Mas, você já parou para pensar o que acontece com aqueles alunos de cidades menores e mais pobres que não podem bancar a vida em uma cidade grande para fazer uma faculdade pública na capital, muito menos têm dinheiro para pagar uma faculdade privada?
Na maior parte das vezes, eles acabam ficando sem ensino superior. E em um país em desenvolvimento como o Brasil, deixar uma massa tão grande de jovens sem acesso a um ensino de qualidade é nos condenar a um eterno atraso social, tecnológico e econômico.
Vale lembrar, por exemplo, de países como a Coreia do Sul, que com fortes investimentos em educação, da básica à superior, passou em 40 anos de um dos países mais pobres do mundo a um dos mais avançados tecnologicamente.
Já na Alemanha, o ensino superior é tão valorizado, que até mesmo estrangeiros podem estudar da graça.
A importância do ensino no interior
No Brasil, instituições como a Universidade de São Paulo (USP), a Universidade Estadual de Campinas (Unicamp) e a Universidade Federal de São Paulo (Unifesp) são frequentemente citadas por suas pesquisas, que colocam o estado de São Paulo na vanguarda do desenvolvimento tecnológico brasileiro.

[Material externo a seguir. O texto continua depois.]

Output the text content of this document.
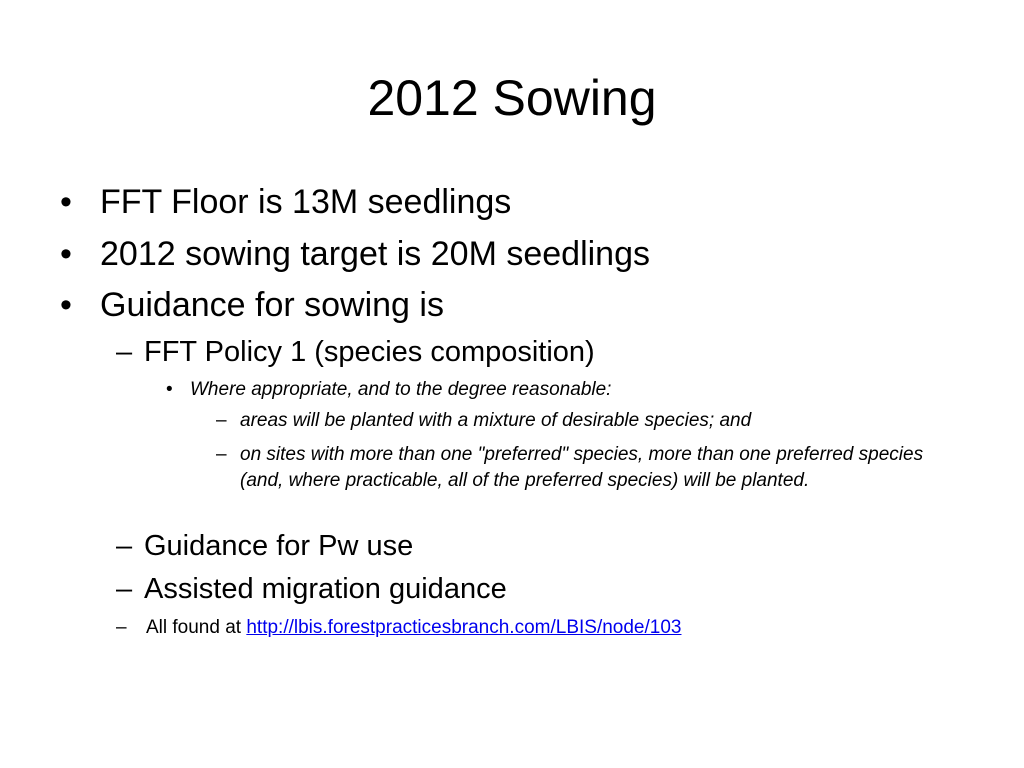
2012 Sowing
• FFT Floor is 13M seedlings
• 2012 sowing target is 20M seedlings
• Guidance for sowing is
– FFT Policy 1 (species composition)
• Where appropriate, and to the degree reasonable:
– areas will be planted with a mixture of desirable species; and
– on sites with more than one "preferred" species, more than one preferred species (and, where practicable, all of the preferred species) will be planted.
– Guidance for Pw use
– Assisted migration guidance
– All found at http://lbis.forestpracticesbranch.com/LBIS/node/103
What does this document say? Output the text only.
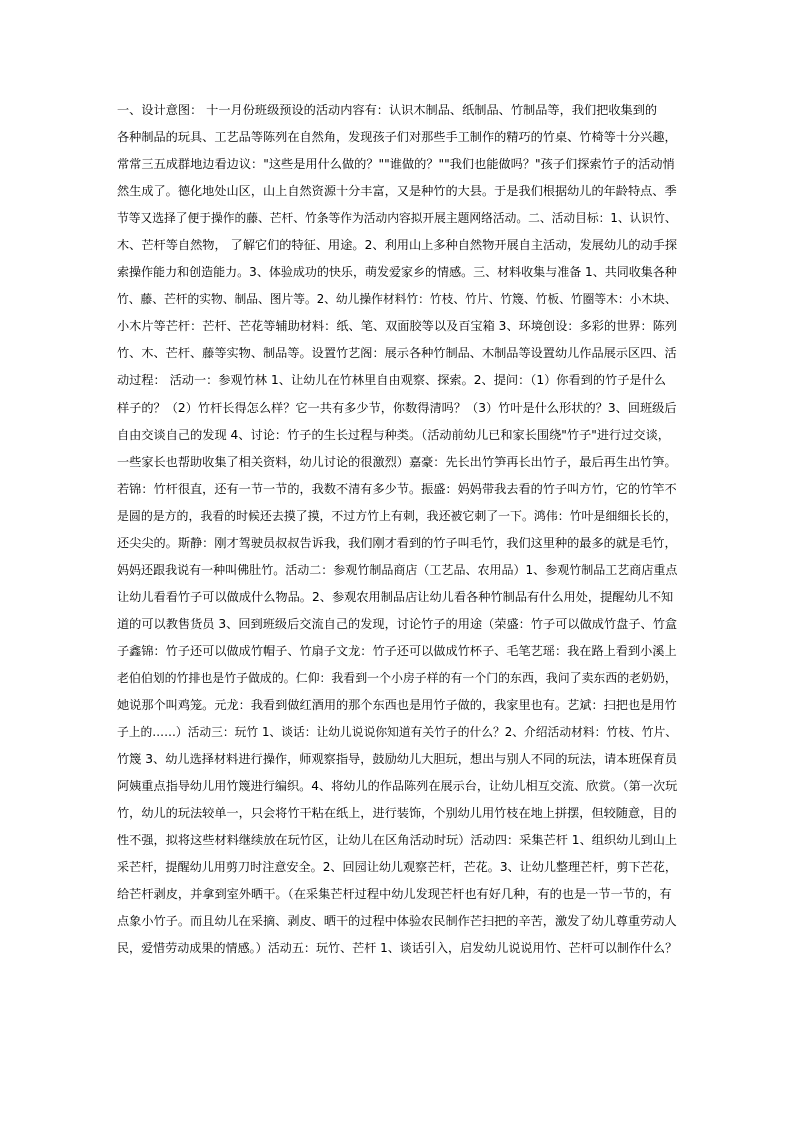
一、设计意图： 十一月份班级预设的活动内容有：认识木制品、纸制品、竹制品等，我们把收集到的
各种制品的玩具、工艺品等陈列在自然角，发现孩子们对那些手工制作的精巧的竹桌、竹椅等十分兴趣，
常常三五成群地边看边议："这些是用什么做的？""谁做的？""我们也能做吗？"孩子们探索竹子的活动悄
然生成了。德化地处山区，山上自然资源十分丰富，又是种竹的大县。于是我们根据幼儿的年龄特点、季
节等又选择了便于操作的藤、芒杆、竹条等作为活动内容拟开展主题网络活动。二、活动目标：1、认识竹、
木、芒杆等自然物， 了解它们的特征、用途。2、利用山上多种自然物开展自主活动，发展幼儿的动手探
索操作能力和创造能力。3、体验成功的快乐，萌发爱家乡的情感。三、材料收集与准备 1、共同收集各种
竹、藤、芒杆的实物、制品、图片等。2、幼儿操作材料竹：竹枝、竹片、竹篾、竹板、竹圈等木：小木块、
小木片等芒杆：芒杆、芒花等辅助材料：纸、笔、双面胶等以及百宝箱 3、环境创设：多彩的世界：陈列
竹、木、芒杆、藤等实物、制品等。设置竹艺阁：展示各种竹制品、木制品等设置幼儿作品展示区四、活
动过程： 活动一：参观竹林 1、让幼儿在竹林里自由观察、探索。2、提问：（1）你看到的竹子是什么
样子的？（2）竹杆长得怎么样？它一共有多少节，你数得清吗？（3）竹叶是什么形状的？3、回班级后
自由交谈自己的发现 4、讨论：竹子的生长过程与种类。（活动前幼儿已和家长围绕"竹子"进行过交谈，
一些家长也帮助收集了相关资料，幼儿讨论的很激烈）嘉豪：先长出竹笋再长出竹子，最后再生出竹笋。
若锦：竹杆很直，还有一节一节的，我数不清有多少节。振盛：妈妈带我去看的竹子叫方竹，它的竹竿不
是圆的是方的，我看的时候还去摸了摸，不过方竹上有刺，我还被它刺了一下。鸿伟：竹叶是细细长长的，
还尖尖的。斯静：刚才驾驶员叔叔告诉我，我们刚才看到的竹子叫毛竹，我们这里种的最多的就是毛竹，
妈妈还跟我说有一种叫佛肚竹。活动二：参观竹制品商店（工艺品、农用品）1、参观竹制品工艺商店重点
让幼儿看看竹子可以做成什么物品。2、参观农用制品店让幼儿看各种竹制品有什么用处，提醒幼儿不知
道的可以教售货员 3、回到班级后交流自己的发现，讨论竹子的用途（荣盛：竹子可以做成竹盘子、竹盒
子鑫锦：竹子还可以做成竹帽子、竹扇子文龙：竹子还可以做成竹杯子、毛笔艺瑶：我在路上看到小溪上
老伯伯划的竹排也是竹子做成的。仁仰：我看到一个小房子样的有一个门的东西，我问了卖东西的老奶奶，
她说那个叫鸡笼。元龙：我看到做红酒用的那个东西也是用竹子做的，我家里也有。艺斌：扫把也是用竹
子上的……）活动三：玩竹 1、谈话：让幼儿说说你知道有关竹子的什么？2、介绍活动材料：竹枝、竹片、
竹篾 3、幼儿选择材料进行操作，师观察指导，鼓励幼儿大胆玩，想出与别人不同的玩法，请本班保育员
阿姨重点指导幼儿用竹篾进行编织。4、将幼儿的作品陈列在展示台，让幼儿相互交流、欣赏。（第一次玩
竹，幼儿的玩法较单一，只会将竹干粘在纸上，进行装饰，个别幼儿用竹枝在地上拼摆，但较随意，目的
性不强，拟将这些材料继续放在玩竹区，让幼儿在区角活动时玩）活动四：采集芒杆 1、组织幼儿到山上
采芒杆，提醒幼儿用剪刀时注意安全。2、回园让幼儿观察芒杆，芒花。3、让幼儿整理芒杆，剪下芒花，
给芒杆剥皮，并拿到室外晒干。（在采集芒杆过程中幼儿发现芒杆也有好几种，有的也是一节一节的，有
点象小竹子。而且幼儿在采摘、剥皮、晒干的过程中体验农民制作芒扫把的辛苦，激发了幼儿尊重劳动人
民，爱惜劳动成果的情感。）活动五：玩竹、芒杆 1、谈话引入，启发幼儿说说用竹、芒杆可以制作什么？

O que não podemos esquecer é que o Brasil é um país de mais de 200 milhões de habitantes, e que as oportunidades de ensino de qualidade não podem e não devem estar restritas aos grandes centros, como São Paulo ou Rio de Janeiro.
A pesquisa Síntese de Indicadores Sociais (SIS) 2019, mostrou que, no Brasil, apenas 19,7% das pessoas entre 25 e 34 anos tinham ensino superior completo, enquanto a média dos países da Organização para a Cooperação e Desenvolvimento Econômico (OCDE) é de 36% (1).
Uma simples pesquisa na Internet pode jogar luz sobre o que está sendo desenvolvido pelas instituições federais nordestinas e a importância que essas pesquisas têm local e nacionalmente.
Na UFRB, por exemplo, alunos criaram uma animação acessível em Libras com informações sobre a pandemia do coronavírus. A iniciativa apresenta informações visuais de fácil assimilação e que possam circular tanto entre surdos que utilizam a linguagem brasileira de sinais quanto entre aqueles que não a dominam (2).
No Ceará, dois pesquisadores da Universidade Federal do Cariri (UFCA) lançaram um aplicativo que permite acompanhar as cidades com maior incidência da doença na Região do Cariri.
O app também apresenta um mapa que mostra os bairros onde estão os casos, a idade e o sexo das pessoas infectadas pelo novo coronavírus (3).
Se essas universidades não constam dos rankings das melhores do mundo, isso se deve à pouca valorização que a pesquisa científica no Brasil recebe de forma geral, com baixíssimos investimentos. Há também questões técnicas das formações destes rankings que analisam itens como a publicação de artigos em inglês, a quantidade de alunos estrangeiros e outros similares, que acabam deixando estas universidades do interior do Brasil de fora do pódium.
O que não falta, porém, são professores e alunos talentosíssimos e atentos a necessidades de suas regiões, tão negligenciadas pelas pesquisas desenvolvidas em laboratórios das universidades de países de primeiro mundo.
Assim, vale sempre ter em mente que o investimento em educação superior de qualidade deve ser uma prioridade no desenvolvimento de políticas públicas. E que essas políticas devem ser formuladas levando em consideração não apenas os grandes centros, mas todas as regiões do Brasil.
Nosso país é muito grande, e há muitos talentos como Ekarinny por aí apenas esperando por uma oportunidade de levar a pesquisa brasileira aos mais altos níveis de reconhecimento internacional.